Benchmarking Voice Agents Requires More Than a Transcript

The evaluation problem in voice AI has been accumulating debt quietly. We have mature benchmarks for LLM reasoning, code generation, retrieval, and multi-turn dialogue. But a voice agent deployed to rebook a flight or resolve a billing dispute is doing something qualitatively different from a text chatbot, and the tooling for measuring how well it performs that job has not kept pace.

ServiceNow AI Research’s EVA framework is a serious attempt to close that gap. It evaluates conversational voice agents end-to-end, in audio, across both task accuracy and user experience, using a bot-to-bot simulation architecture. The results surface failure modes and tradeoffs that text-level evaluations simply cannot see.

Why Text Benchmarks Fail for Voice

Most existing agent benchmarks operate on text. You feed a model a transcript or a structured task description, it calls tools, you check the tool call sequence and final state against ground truth.
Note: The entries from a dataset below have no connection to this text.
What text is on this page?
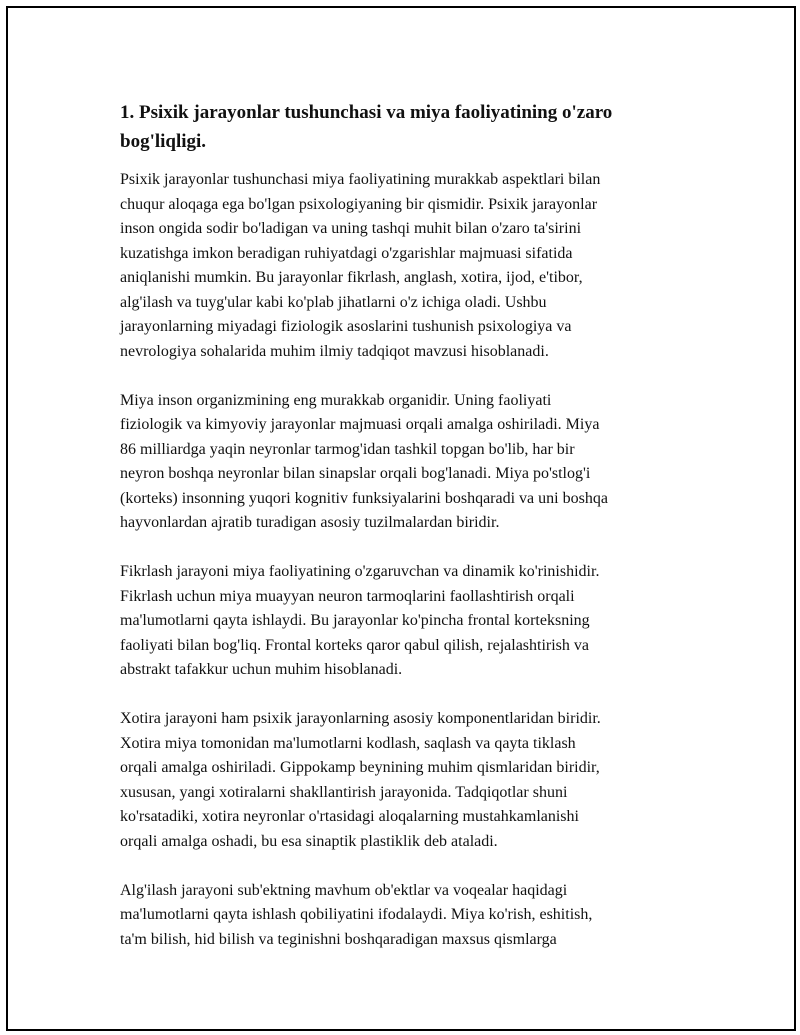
1. Psixik jarayonlar tushunchasi va miya faoliyatining o'zaro
bog'liqligi.

Psixik jarayonlar tushunchasi miya faoliyatining murakkab aspektlari bilan
chuqur aloqaga ega bo'lgan psixologiyaning bir qismidir. Psixik jarayonlar
inson ongida sodir bo'ladigan va uning tashqi muhit bilan o'zaro ta'sirini
kuzatishga imkon beradigan ruhiyatdagi o'zgarishlar majmuasi sifatida
aniqlanishi mumkin. Bu jarayonlar fikrlash, anglash, xotira, ijod, e'tibor,
alg'ilash va tuyg'ular kabi ko'plab jihatlarni o'z ichiga oladi. Ushbu
jarayonlarning miyadagi fiziologik asoslarini tushunish psixologiya va
nevrologiya sohalarida muhim ilmiy tadqiqot mavzusi hisoblanadi.

Miya inson organizmining eng murakkab organidir. Uning faoliyati
fiziologik va kimyoviy jarayonlar majmuasi orqali amalga oshiriladi. Miya
86 milliardga yaqin neyronlar tarmog'idan tashkil topgan bo'lib, har bir
neyron boshqa neyronlar bilan sinapslar orqali bog'lanadi. Miya po'stlog'i
(korteks) insonning yuqori kognitiv funksiyalarini boshqaradi va uni boshqa
hayvonlardan ajratib turadigan asosiy tuzilmalardan biridir.

Fikrlash jarayoni miya faoliyatining o'zgaruvchan va dinamik ko'rinishidir.
Fikrlash uchun miya muayyan neuron tarmoqlarini faollashtirish orqali
ma'lumotlarni qayta ishlaydi. Bu jarayonlar ko'pincha frontal korteksning
faoliyati bilan bog'liq. Frontal korteks qaror qabul qilish, rejalashtirish va
abstrakt tafakkur uchun muhim hisoblanadi.

Xotira jarayoni ham psixik jarayonlarning asosiy komponentlaridan biridir.
Xotira miya tomonidan ma'lumotlarni kodlash, saqlash va qayta tiklash
orqali amalga oshiriladi. Gippokamp beynining muhim qismlaridan biridir,
xususan, yangi xotiralarni shakllantirish jarayonida. Tadqiqotlar shuni
ko'rsatadiki, xotira neyronlar o'rtasidagi aloqalarning mustahkamlanishi
orqali amalga oshadi, bu esa sinaptik plastiklik deb ataladi.

Alg'ilash jarayoni sub'ektning mavhum ob'ektlar va voqealar haqidagi
ma'lumotlarni qayta ishlash qobiliyatini ifodalaydi. Miya ko'rish, eshitish,
ta'm bilish, hid bilish va teginishni boshqaradigan maxsus qismlarga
This works well enough for pure reasoning tasks, but it collapses several important distinctions when the agent is deployed as a voice system.
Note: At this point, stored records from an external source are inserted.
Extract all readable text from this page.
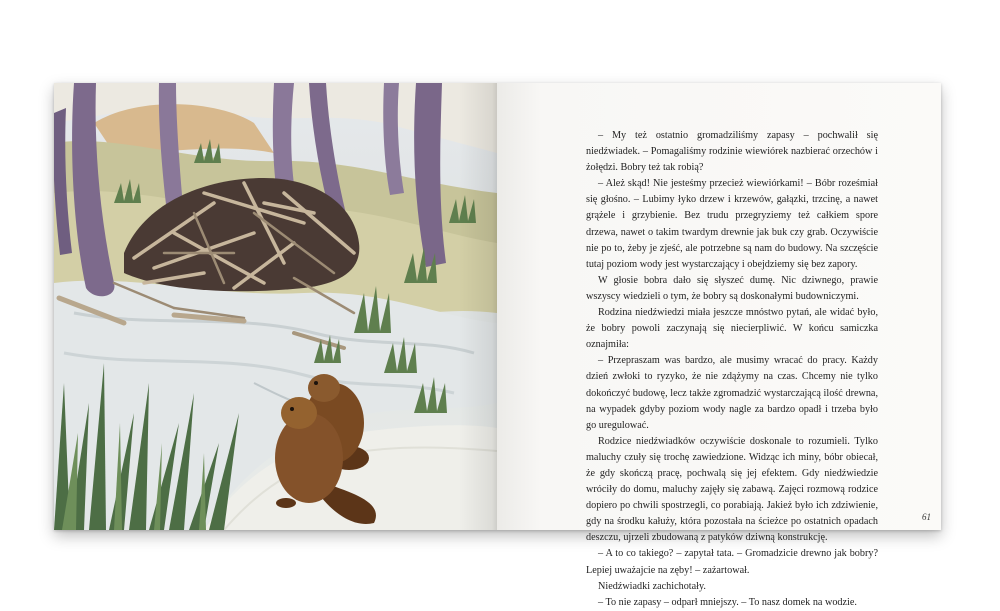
– My też ostatnio gromadziliśmy zapasy – pochwalił się niedźwiadek. – Pomagaliśmy rodzinie wiewiórek nazbierać orzechów i żołędzi. Bobry też tak robią?

– Ależ skąd! Nie jesteśmy przecież wiewiórkami! – Bóbr roześmiał się głośno. – Lubimy łyko drzew i krzewów, gałązki, trzcinę, a nawet grążele i grzybienie. Bez trudu przegryziemy też całkiem spore drzewa, nawet o takim twardym drewnie jak buk czy grab. Oczywiście nie po to, żeby je zjeść, ale potrzebne są nam do budowy. Na szczęście tutaj poziom wody jest wystarczający i obejdziemy się bez zapory.

W głosie bobra dało się słyszeć dumę. Nic dziwnego, prawie wszyscy wiedzieli o tym, że bobry są doskonałymi budowniczymi.

Rodzina niedźwiedzi miała jeszcze mnóstwo pytań, ale widać było, że bobry powoli zaczynają się niecierpliwić. W końcu samiczka oznajmiła:

– Przepraszam was bardzo, ale musimy wracać do pracy. Każdy dzień zwłoki to ryzyko, że nie zdążymy na czas. Chcemy nie tylko dokończyć budowę, lecz także zgromadzić wystarczającą ilość drewna, na wypadek gdyby poziom wody nagle za bardzo opadł i trzeba było go uregulować.

Rodzice niedźwiadków oczywiście doskonale to rozumieli. Tylko maluchy czuły się trochę zawiedzione. Widząc ich miny, bóbr obiecał, że gdy skończą pracę, pochwalą się jej efektem. Gdy niedźwiedzie wróciły do domu, maluchy zajęły się zabawą. Zajęci rozmową rodzice dopiero po chwili spostrzegli, co porabiają. Jakież było ich zdziwienie, gdy na środku kałuży, która pozostała na ścieżce po ostatnich opadach deszczu, ujrzeli zbudowaną z patyków dziwną konstrukcję.

– A to co takiego? – zapytał tata. – Gromadzicie drewno jak bobry? Lepiej uważajcie na zęby! – zażartował.

Niedźwiadki zachichotały.

– To nie zapasy – odparł mniejszy. – To nasz domek na wodzie.

61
A cascaded voice agent runs three sequential components: a speech-to-text model, an LLM for reasoning and tool use, and a text-to-speech model for output. Error compounds at each stage. A flight confirmation code misheard by the ASR model produces a wrong entity in the LLM’s context, which cascades into a failed authentication check, which cascades into a failed task. The LLM never made a reasoning error, but the outcome is identical to one that did. A text-only benchmark would never surface this.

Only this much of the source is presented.